Saturday, June 29, 2019

Tuti Ismail

Perlukah Anak Ikut Eskul?


Kemarin malam selepas maghrib anak saya yang nomor dua khusuk bersama gawainya. Saya colek-colek dia berteriak geming. "Ssttt jangan berisik, Ma.  Ini lagi dengerin pengumuman lomba tadi pagi," begitu katanya sambil mendekatkan telunjuk ke bibirnya. Suami saya meraih remote TV dan bergegas mengurangi volume suaranya.
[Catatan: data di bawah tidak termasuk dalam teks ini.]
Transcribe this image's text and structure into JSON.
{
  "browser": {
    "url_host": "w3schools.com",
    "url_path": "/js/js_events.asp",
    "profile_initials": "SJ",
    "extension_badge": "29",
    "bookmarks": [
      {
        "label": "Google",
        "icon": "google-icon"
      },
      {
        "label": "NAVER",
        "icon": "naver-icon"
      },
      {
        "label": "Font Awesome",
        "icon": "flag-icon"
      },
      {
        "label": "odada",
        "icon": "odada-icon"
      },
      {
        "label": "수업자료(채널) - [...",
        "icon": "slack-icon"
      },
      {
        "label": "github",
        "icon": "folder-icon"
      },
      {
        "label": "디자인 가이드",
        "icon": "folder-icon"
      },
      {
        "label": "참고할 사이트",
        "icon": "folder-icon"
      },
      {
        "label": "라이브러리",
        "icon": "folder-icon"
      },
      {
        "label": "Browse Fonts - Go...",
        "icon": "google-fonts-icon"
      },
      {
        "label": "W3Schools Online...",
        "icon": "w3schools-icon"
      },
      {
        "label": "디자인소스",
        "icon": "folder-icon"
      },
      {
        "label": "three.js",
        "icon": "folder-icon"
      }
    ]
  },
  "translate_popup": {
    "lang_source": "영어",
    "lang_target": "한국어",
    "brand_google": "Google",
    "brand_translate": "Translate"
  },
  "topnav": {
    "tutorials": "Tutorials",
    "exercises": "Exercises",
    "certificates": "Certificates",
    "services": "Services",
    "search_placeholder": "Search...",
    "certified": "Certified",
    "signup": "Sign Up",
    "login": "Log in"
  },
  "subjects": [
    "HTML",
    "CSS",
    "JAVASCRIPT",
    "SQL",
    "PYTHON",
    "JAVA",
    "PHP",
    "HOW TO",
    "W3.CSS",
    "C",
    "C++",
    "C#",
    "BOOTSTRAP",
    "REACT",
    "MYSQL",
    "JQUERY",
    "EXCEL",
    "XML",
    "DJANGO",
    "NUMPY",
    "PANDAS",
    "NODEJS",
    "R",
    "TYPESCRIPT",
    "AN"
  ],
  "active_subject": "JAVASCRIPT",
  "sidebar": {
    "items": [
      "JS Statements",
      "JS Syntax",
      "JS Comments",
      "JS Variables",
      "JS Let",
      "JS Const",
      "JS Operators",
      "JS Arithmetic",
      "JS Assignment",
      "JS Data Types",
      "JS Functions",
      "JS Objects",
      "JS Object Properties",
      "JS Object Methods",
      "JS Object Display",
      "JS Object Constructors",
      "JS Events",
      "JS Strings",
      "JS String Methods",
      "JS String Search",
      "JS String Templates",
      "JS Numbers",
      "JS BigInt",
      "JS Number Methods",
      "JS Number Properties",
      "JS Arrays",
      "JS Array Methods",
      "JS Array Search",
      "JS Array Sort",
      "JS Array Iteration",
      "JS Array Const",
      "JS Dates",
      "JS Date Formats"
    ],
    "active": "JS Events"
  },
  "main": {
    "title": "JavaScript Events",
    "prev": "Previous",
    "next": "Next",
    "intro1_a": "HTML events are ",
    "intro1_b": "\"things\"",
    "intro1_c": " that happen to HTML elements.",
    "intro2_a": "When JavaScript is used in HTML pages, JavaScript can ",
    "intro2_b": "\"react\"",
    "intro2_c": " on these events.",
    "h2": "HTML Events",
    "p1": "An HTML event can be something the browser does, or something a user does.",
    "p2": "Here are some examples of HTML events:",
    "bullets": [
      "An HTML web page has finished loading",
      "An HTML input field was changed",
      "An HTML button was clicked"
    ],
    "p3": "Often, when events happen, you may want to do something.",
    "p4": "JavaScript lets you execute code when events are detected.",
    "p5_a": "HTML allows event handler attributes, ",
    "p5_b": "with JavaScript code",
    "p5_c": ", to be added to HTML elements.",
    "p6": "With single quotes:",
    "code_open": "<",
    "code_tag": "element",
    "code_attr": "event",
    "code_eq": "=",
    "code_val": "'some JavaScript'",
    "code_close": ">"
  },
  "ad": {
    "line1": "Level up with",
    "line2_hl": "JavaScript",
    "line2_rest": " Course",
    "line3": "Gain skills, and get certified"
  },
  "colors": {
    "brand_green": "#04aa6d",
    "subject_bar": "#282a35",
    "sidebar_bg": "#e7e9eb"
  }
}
Kami sekeluarga mendekat dengan kuping yang terjaga ikut mendengarkan.

Alhadulillah Paskibra SMAN 103  pada lomba di SMKN 31 Jakarta se Jabodetabek (30/06/2019) mendapatkan
1. Juara Pelatih Terbaik
2. Juara UMUM 2 (Piala Bergilir Kemenpora)
3. Juara Utama 2
4. Juara 1 Pengibar Terbaik (Haikal dkk)
5. Juara 2 Komandan Terbaik (Satrio)
6. Juara 2 Formasi Terbaik

Diantar oleh kakaknya yang juga  anggota paskibra di sekolahnya,setr pukul 05.30 wib bergegas. Lomba paskibra kali ini diselenggarakan oh SMA Negeri 31 Jakarta dengan peserta SMA sejabodetabek. Sejujurnya saya pun baru tahu kalau lomba untuk paskibra.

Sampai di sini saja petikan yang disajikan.